A TCP-level LB in front of a Trino cluster fleet gives you the single URL but not:

  • Workload-aware routing. TCP LBs cannot inspect the SQL query, so they cannot match query shape to cluster shape.
  • No-downtime upgrade. A TCP LB can drain connections but cannot rewrite a Trino client's session to re-plan a query on a new cluster mid-execution; the gateway needs to understand the protocol.
  • Health-aware routing at cluster granularity. TCP LBs see TCP reachability, not Trino cluster "am I ready to accept queries?"

The query gateway is a layer above that — it understands the SQL-engine protocol.

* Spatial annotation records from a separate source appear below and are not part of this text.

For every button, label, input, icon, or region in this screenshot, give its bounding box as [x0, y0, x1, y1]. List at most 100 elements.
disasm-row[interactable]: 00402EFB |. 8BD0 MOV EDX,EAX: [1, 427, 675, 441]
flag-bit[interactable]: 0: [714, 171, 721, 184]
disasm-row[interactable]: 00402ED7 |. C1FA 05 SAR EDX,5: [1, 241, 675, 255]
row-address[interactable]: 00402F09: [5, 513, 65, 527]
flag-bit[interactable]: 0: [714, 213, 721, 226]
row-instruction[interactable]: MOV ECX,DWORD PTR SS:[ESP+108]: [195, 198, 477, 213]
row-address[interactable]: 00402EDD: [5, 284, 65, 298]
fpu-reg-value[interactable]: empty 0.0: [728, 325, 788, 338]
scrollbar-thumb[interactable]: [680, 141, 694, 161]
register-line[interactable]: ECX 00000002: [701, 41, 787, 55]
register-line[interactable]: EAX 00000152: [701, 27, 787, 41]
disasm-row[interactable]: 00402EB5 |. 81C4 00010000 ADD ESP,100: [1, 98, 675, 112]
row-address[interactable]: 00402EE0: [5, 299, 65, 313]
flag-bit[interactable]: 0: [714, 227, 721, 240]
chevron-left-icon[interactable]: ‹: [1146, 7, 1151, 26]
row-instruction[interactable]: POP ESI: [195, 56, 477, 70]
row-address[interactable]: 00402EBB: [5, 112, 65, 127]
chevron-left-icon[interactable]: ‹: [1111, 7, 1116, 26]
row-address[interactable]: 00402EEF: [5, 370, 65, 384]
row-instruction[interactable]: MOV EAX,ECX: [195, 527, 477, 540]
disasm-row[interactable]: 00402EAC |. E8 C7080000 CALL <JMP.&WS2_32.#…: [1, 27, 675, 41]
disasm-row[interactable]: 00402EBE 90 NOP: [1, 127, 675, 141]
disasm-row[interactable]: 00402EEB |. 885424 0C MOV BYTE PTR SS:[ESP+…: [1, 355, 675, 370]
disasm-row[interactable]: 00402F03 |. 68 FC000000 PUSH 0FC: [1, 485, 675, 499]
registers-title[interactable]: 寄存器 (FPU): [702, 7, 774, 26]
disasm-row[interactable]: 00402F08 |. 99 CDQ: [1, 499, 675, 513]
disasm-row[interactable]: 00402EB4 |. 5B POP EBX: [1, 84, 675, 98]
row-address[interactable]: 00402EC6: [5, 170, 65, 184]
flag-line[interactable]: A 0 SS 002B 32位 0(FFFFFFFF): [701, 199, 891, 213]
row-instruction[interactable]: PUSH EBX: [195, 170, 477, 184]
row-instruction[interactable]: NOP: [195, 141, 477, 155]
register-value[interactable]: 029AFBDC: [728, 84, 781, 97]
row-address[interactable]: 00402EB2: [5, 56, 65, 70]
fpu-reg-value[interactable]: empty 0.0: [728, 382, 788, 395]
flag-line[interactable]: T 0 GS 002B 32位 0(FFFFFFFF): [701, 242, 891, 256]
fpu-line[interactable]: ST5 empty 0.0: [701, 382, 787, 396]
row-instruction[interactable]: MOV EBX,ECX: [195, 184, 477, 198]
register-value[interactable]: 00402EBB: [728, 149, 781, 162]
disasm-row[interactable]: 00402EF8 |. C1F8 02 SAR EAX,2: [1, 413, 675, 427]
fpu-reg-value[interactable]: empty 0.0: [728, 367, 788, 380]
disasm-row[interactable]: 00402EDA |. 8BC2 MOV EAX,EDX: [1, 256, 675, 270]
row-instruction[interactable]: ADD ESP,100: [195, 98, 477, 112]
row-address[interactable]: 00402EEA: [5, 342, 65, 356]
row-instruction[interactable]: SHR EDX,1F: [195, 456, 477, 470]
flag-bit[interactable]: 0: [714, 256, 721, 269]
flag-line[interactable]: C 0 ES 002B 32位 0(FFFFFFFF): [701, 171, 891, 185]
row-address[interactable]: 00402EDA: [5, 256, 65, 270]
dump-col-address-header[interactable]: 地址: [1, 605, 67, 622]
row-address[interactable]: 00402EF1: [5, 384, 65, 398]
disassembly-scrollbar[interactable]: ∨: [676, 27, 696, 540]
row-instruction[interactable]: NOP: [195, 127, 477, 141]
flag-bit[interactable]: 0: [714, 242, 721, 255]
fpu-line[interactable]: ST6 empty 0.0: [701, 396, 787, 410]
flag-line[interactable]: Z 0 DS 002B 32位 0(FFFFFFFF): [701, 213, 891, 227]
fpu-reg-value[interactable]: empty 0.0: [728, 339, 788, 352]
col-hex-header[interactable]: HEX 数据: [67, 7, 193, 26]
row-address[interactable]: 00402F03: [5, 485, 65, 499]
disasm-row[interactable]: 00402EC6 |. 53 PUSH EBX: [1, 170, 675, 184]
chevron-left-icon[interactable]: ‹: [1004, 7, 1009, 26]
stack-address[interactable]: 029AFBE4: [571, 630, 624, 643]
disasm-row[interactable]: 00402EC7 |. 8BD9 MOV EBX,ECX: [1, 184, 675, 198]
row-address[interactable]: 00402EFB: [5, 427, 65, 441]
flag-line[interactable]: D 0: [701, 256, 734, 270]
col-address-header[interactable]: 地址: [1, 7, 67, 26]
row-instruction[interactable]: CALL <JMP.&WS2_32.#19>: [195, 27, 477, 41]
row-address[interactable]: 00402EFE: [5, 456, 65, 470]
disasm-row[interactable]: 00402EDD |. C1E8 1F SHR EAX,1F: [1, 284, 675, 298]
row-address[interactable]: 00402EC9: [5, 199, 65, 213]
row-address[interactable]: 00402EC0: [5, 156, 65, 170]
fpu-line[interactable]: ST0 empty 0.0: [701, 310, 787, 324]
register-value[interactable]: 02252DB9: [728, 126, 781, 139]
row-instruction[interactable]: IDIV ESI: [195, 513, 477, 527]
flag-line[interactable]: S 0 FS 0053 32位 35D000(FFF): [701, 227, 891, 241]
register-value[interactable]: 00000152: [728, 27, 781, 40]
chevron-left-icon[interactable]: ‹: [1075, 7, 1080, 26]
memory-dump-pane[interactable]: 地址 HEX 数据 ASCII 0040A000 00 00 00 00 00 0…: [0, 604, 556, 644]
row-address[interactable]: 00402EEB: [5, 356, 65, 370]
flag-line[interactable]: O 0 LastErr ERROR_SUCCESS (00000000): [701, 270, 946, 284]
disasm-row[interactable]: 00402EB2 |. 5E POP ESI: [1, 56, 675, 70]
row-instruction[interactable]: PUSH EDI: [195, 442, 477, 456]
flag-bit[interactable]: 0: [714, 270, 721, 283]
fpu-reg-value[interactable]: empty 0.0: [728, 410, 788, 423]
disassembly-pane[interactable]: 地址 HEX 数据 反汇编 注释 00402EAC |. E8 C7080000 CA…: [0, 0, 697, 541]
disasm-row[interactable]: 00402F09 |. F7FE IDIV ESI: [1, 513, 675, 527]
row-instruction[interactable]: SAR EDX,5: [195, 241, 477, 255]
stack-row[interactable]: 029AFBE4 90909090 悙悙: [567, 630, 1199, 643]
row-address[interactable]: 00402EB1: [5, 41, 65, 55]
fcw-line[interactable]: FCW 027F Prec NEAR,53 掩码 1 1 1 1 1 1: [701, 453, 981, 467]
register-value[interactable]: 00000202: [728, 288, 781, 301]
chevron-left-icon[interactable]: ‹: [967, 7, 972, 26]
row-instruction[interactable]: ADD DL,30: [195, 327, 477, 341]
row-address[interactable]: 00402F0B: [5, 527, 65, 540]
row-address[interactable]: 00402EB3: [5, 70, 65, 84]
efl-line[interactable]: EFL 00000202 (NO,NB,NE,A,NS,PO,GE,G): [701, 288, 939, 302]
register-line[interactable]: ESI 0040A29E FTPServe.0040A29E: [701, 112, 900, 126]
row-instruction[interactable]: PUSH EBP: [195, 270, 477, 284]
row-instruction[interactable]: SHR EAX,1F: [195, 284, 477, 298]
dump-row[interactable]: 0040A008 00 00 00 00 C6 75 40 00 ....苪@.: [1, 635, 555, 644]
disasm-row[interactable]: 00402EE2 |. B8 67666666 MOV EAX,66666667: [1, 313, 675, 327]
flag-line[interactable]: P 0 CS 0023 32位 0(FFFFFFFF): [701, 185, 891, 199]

  • Generic API gateway (Amazon API Gateway) is structurally similar but operates on REST / HTTP semantics, not SQL-query semantics.
  • Service mesh sidecar (Envoy) shares the single-endpoint abstraction but operates at service-to-service RPC granularity.
  • Caching proxy tier (Figcache) shares the "proxy in front of a fleet" architecture but the fleet is a data cache, not a query engine.
  • The SQL-query-gateway space is niche enough that Trino Gateway is effectively the de facto open-source implementation; some cloud-managed Trino offerings bake equivalent routing into their service.

Trade-offs

  • Operational substrate. A gateway tier is one more production system to run (HA, upgrades, monitoring). For small fleets the cost is not worth it; for large heterogeneous fleets it becomes load-bearing.
  • Routing-rule complexity growth. Rules accrete over time; a rules UI (Expedia's PR #433) is load-bearing once the rule set is non-trivial.
  • Routing-rule evaluation latency. Every query pays a small routing-rule evaluation cost. Usually negligible against query execution time.